As I approached the front of the class room to accept my prize, I smiled and waved  at my defeated minions, like an 8 year old Pope.  

It was then that I  realized that I hadn’t actually SEEN the go cart  anywhere yet.  Of course, there really was nowhere for Miss Jan to hide the go cart in the room.  Perhaps it was still outside the building and she would take us all out there next  to see it gleaming in the sun.  I would then impress everyone by doing some “donuts” in the parking lot. 

Or maybe her husband was going to dramatically wheel it in once she handed me the keys.  That could be cool.  I  hoped the helmet was in the driver's seat already.

The Miss Jan said, "Preacher, here you are!  The GRAND PRIZE!"

I closed my eyes and held out my hand as Miss Jan handed me...a BIBLE.  I opened my eyes and looked at it.  It was blue and had my name in gold letters on the front.  I was confused.  Miss Jan was beaming.

I looked at her and said, "What about the go cart?"

She said, "Go cart?  What go cart, darlin’?"

I said, "The Grand Prize Go Cart that I've been workin' my tail off for all quarter!"

She said, "Sweetie, I don't know what you're talking about.  The Bible is the grandest prize there is."

I said, "I understand all that but, I already HAVE TWO Bibles!  One's in the car right now and the other's at home for memorizing!  What in the world do I need another BIBLE for?!  What I need is a dang GO CART! "

Things got kinda quite then.  Miss Jan looked hurt.  Jimmy started to well up.  Kelly tried to suppress a self-righteous, 2nd place giggle.

 Next I found myself being sent to mother who was informed of my use of the word “dang” in church and how I had mouthed off to Miss Jan.  It was NOT a great morning for me after that.  

I never saw Jimmy Menke again. 

Kelly Matthews was elected Mayor of our town for 2 terms. 

I never scored a go cart.

Though I did have a mini-bike a few years later. 
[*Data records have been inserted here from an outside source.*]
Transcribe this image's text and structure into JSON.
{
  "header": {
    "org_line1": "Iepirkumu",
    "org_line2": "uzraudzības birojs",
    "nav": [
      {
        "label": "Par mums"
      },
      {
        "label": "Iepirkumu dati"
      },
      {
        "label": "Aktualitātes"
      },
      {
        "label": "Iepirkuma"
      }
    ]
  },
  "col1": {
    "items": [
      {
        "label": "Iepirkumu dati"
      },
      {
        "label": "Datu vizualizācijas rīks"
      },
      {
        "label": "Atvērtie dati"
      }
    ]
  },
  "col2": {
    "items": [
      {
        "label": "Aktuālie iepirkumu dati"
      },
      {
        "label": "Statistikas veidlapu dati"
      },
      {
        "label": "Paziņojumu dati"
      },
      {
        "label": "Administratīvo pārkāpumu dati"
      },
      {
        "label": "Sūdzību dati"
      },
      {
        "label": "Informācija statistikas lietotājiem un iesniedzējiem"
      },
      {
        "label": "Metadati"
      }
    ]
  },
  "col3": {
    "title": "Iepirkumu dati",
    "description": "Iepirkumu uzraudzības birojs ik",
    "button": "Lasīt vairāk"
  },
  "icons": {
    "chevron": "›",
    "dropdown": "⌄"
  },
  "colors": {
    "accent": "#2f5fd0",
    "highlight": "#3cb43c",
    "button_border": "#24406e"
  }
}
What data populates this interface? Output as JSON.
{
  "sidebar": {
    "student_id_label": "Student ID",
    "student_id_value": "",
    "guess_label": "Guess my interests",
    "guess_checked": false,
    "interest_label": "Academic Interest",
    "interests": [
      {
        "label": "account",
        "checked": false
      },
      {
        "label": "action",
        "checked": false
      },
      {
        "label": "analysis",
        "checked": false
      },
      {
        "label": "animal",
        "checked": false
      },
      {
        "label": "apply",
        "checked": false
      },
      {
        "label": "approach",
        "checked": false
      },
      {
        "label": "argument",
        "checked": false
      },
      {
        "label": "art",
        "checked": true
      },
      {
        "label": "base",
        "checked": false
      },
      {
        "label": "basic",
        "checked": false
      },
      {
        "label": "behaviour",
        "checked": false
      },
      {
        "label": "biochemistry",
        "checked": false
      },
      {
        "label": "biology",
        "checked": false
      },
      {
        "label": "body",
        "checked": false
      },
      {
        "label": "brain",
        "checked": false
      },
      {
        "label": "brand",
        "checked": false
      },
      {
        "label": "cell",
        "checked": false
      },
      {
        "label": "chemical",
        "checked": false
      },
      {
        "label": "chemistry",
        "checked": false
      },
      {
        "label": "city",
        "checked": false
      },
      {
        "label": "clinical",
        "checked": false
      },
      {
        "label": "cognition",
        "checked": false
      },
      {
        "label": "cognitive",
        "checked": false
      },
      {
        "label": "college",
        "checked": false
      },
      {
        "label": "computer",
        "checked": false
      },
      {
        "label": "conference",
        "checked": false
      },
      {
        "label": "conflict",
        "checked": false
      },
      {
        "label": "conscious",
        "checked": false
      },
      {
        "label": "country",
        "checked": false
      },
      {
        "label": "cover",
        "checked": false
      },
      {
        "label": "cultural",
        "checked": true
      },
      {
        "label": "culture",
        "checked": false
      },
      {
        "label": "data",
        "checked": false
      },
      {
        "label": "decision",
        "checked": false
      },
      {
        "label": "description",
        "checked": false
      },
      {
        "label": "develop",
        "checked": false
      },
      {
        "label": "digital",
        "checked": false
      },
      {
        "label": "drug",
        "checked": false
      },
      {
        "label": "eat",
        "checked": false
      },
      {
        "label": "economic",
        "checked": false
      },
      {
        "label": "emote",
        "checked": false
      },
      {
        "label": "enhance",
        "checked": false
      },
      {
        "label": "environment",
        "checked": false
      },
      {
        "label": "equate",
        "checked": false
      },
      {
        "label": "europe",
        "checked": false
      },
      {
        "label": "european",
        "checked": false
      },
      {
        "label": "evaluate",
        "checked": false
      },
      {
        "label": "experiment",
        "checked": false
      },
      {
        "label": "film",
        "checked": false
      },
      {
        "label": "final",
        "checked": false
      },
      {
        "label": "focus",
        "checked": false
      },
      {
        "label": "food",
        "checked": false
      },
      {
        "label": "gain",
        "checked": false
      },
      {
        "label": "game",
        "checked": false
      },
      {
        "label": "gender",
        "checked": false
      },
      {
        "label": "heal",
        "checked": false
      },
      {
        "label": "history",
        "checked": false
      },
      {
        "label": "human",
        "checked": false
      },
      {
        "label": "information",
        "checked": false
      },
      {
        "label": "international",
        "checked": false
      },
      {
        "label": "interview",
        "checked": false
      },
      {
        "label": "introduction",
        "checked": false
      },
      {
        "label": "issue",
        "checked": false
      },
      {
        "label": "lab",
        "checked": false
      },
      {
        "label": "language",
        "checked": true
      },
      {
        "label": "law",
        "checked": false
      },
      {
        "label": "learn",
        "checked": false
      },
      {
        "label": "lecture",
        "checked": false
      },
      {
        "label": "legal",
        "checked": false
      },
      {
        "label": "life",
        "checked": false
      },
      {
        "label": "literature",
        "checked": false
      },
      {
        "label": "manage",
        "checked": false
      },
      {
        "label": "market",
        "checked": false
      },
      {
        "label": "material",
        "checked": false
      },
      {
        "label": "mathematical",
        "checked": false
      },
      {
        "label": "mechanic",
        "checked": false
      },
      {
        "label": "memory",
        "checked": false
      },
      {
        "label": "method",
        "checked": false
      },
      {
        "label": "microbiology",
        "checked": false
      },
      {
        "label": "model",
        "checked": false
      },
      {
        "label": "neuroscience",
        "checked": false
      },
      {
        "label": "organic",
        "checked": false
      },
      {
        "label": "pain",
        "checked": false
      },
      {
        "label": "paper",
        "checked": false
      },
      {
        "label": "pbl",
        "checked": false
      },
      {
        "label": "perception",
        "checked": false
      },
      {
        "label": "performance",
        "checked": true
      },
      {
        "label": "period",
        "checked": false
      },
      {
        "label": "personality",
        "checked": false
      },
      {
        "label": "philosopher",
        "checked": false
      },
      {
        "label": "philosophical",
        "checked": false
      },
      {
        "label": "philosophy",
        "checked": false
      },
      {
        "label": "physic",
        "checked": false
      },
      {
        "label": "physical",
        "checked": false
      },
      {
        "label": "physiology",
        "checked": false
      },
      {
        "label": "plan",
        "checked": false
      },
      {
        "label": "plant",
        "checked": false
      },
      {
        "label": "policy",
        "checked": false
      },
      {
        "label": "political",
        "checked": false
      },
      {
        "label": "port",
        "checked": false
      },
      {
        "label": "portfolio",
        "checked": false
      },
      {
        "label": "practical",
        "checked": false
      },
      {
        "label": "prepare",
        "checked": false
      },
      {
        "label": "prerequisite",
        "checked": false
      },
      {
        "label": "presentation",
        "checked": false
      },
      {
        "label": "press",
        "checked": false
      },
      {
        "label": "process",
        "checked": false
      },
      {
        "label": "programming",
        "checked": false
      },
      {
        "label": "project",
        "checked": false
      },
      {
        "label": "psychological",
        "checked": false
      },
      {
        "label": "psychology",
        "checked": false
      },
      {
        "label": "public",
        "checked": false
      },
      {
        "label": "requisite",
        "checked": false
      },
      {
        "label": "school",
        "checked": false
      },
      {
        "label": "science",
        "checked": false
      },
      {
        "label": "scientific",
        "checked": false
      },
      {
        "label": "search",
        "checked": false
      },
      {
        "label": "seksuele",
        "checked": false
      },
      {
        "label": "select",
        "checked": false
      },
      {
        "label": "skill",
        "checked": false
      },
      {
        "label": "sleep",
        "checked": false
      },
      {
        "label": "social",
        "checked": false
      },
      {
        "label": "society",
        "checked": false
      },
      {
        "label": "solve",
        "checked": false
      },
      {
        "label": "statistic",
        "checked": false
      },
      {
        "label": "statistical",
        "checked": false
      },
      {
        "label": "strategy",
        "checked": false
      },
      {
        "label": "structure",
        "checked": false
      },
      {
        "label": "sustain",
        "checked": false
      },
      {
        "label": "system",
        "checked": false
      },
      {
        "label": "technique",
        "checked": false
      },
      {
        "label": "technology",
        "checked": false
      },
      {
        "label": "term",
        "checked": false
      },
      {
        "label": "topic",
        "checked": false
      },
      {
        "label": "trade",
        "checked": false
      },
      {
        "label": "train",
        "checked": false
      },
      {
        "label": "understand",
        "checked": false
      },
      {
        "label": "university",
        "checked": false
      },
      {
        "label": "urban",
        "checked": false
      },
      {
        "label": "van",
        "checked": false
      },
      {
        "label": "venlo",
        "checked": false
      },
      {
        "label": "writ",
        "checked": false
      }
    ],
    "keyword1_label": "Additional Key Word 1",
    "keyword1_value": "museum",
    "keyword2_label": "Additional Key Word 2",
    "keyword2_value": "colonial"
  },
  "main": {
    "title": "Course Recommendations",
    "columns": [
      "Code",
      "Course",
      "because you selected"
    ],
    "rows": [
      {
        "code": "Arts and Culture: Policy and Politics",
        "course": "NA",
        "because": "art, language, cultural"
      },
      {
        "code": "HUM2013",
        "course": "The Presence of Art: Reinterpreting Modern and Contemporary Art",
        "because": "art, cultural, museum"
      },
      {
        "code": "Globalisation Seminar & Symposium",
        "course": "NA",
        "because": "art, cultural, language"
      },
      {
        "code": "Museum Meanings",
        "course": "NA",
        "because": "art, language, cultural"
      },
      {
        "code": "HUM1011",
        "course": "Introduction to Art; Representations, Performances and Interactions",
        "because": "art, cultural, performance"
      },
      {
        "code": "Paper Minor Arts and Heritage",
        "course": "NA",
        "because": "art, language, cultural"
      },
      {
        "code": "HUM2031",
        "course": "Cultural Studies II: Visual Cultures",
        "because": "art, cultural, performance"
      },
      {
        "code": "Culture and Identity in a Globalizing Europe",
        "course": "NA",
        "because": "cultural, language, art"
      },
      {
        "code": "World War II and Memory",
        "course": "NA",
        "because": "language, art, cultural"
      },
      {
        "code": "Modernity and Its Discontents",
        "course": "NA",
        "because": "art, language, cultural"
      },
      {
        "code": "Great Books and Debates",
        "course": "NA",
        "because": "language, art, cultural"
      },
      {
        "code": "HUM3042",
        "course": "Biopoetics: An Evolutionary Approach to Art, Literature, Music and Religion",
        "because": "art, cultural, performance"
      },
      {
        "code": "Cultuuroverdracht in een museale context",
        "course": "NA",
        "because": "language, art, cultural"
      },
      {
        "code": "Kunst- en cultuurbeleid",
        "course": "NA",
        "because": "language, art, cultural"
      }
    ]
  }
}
Note to self: not the same thing.

Ironically, over the years, I grew to love that Grand Prize Bible.  Preached my first sermon from it.  It had fantastic Holy Land pictures in it, and a place for autographs of famous people from the Bible you could collect once you met them in Heaven.

In the end Miss Jan was right.  It WAS a Grand Prize.  Though a go cart woulda made a nice second place.

As together we stand and sing.



  1. Okay, so I guess now is not the time to post pictures from Go Kart Racing school in Arizona. I reached 70 mph on the back straight away. Gil still beat me.

  2. I wan't to see the go-cart pictures.